Pierwszy wakacyjny tydzień na GPW rozpoczął się bardzo spokojnie. WIG 20 wystartował na lekkim plusie. W kolejnych godzinach prawie cały czas był jednak pod kreską. Spadki nie były jednak duże. Przewaga sprzedających mogła trochę dziwić. O godz. 9 na rynek trafiły bardzo dobre, dużo lepsze od zakładanych dane o czerwcowym PMI (koniunkturze) w przemyśle. Wskaźnik wzrósł do 49,3 pkt. z 48 pkt. Analitycy zakładali zwyżkę do 48,3 pkt. O godz. 12.20 WIG 20 spadał o 0,15 proc. do 2242,38 pkt. WIG w tym czasie tracił 0,01 proc. do 44743,51 pkt. Zniżkom towarzyszyły niewielkie obroty. Przekraczały ledwie 300 mln zł.
Przed większymi spadkami chronił GPW, rosnący o ponad 2,4 proc., KGHM. Liderem obrotów (61 mln zł) było jednak PKO BP. Kurs instytucji spadał o 0,7 proc. Z firm z ekstraklasy liderem było JSW drożejące o 2,9 proc. Peleton zamykało tracące 2 proc. Pekao.
Z mniejszych firm liderem zwyżek, podobnie jak w piątek, był Petrolinvest. Zyskiwał blisko 19 proc. Z kolei wśród taniejących firm warto wyróżnić Polimex-Mostostal. Kurs tracił 13 proc. przy obrotach przekraczających 12 mln zł. Inwestorzy coraz mniej wierzą, że spółka uchroni się przed upadłością. Na razie ma problemy ze spłatą odsetek wierzycielom.

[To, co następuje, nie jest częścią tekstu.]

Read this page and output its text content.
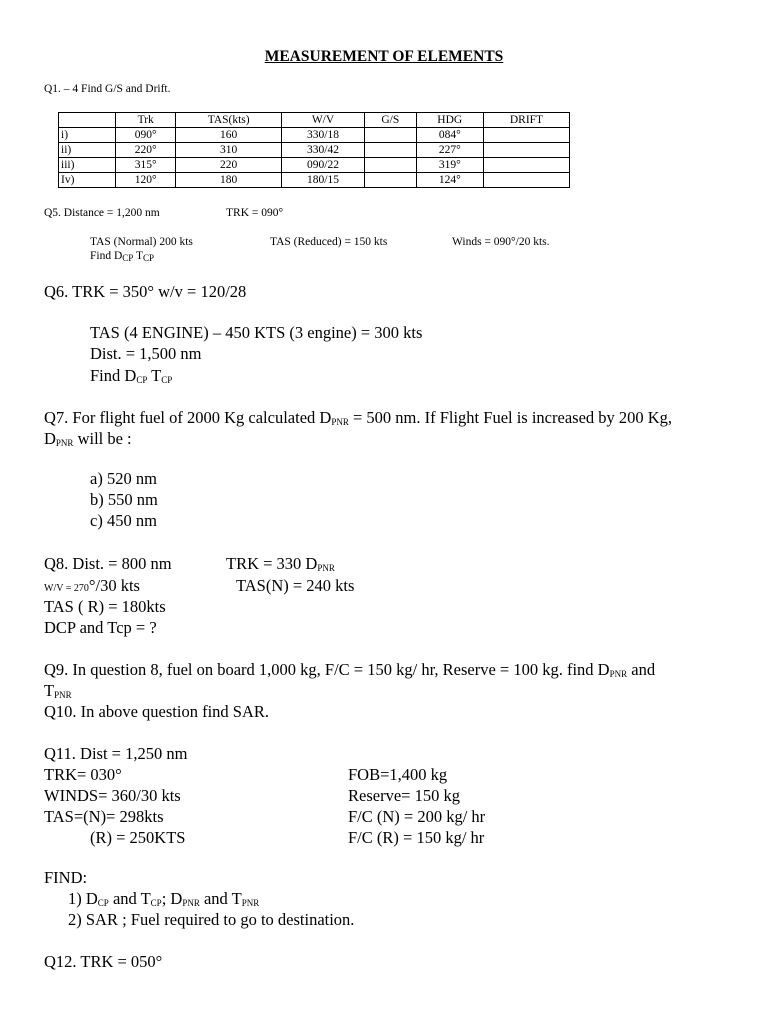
MEASUREMENT OF ELEMENTS
Q1. – 4 Find G/S and Drift.
	Trk	TAS(kts)	W/V	G/S	HDG	DRIFT
i)	090°	160	330/18		084°	
ii)	220°	310	330/42		227°	
iii)	315°	220	090/22		319°	
Iv)	120°	180	180/15		124°	
Q5. Distance = 1,200 nm	TRK = 090°
TAS (Normal) 200 kts	TAS (Reduced) = 150 kts	Winds = 090°/20 kts.
Find $D_{CP}$ $T_{CP}$
Q6. TRK = 350° w/v = 120/28
TAS (4 ENGINE) – 450 KTS (3 engine) = 300 kts
Dist. = 1,500 nm
Find $D_{CP}$ $T_{CP}$
Q7. For flight fuel of 2000 Kg calculated $D_{PNR} = 500$ nm. If Flight Fuel is increased by 200 Kg,
$D_{PNR}$ will be :
a) 520 nm
b) 550 nm
c) 450 nm
Q8. Dist. = 800 nm	TRK = 330 $D_{PNR}$
W/V = 270°/30 kts	TAS(N) = 240 kts
TAS ( R) = 180kts
DCP and Tcp = ?
Q9. In question 8, fuel on board 1,000 kg, F/C = 150 kg/ hr, Reserve = 100 kg. find $D_{PNR}$ and
$T_{PNR}$
Q10. In above question find SAR.
Q11. Dist = 1,250 nm
TRK= 030°	FOB=1,400 kg
WINDS= 360/30 kts	Reserve= 150 kg
TAS=(N)= 298kts	F/C (N) = 200 kg/ hr
(R) = 250KTS	F/C (R) = 150 kg/ hr
FIND:
1) $D_{CP}$ and $T_{CP}$; $D_{PNR}$ and $T_{PNR}$
2) SAR ; Fuel required to go to destination.
Q12. TRK = 050°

Na innych parkietach europejskich, po pozytywnym otwarciu, aż do godz. 11 dominowały spadki. Inwestorzy spokojnie przyjęli dane o czerwcowej koniunkturze w przemyśle (PMI) w strefie euro (były symbolicznie lepsze od prognozowanych). Analogiczny wskaźnik dla Niemiec wypadł jednak poniżej prognoz. Popyt na akcje napędziły jednak przed południem lepsze niż zakładano dane o bezrobociu w strefie euro. Wskaźnik co prawda wzrósł w maju do 12,1 proc. z 12 proc. w kwietniu. Prognozy zakładały jednak zwyżkę do 12,3 proc.
Wczesnym popołudniem niemiecki DAX rósł o 0,55 proc. Francuski CAC 40 zyskiwał 0,85 proc. a brytyjski FTSE250 o 1,1 proc. co było najlepszym wynikiem na Starym Kontynencie. Liderem spadków była, tracąca 1,1 proc. Ryga.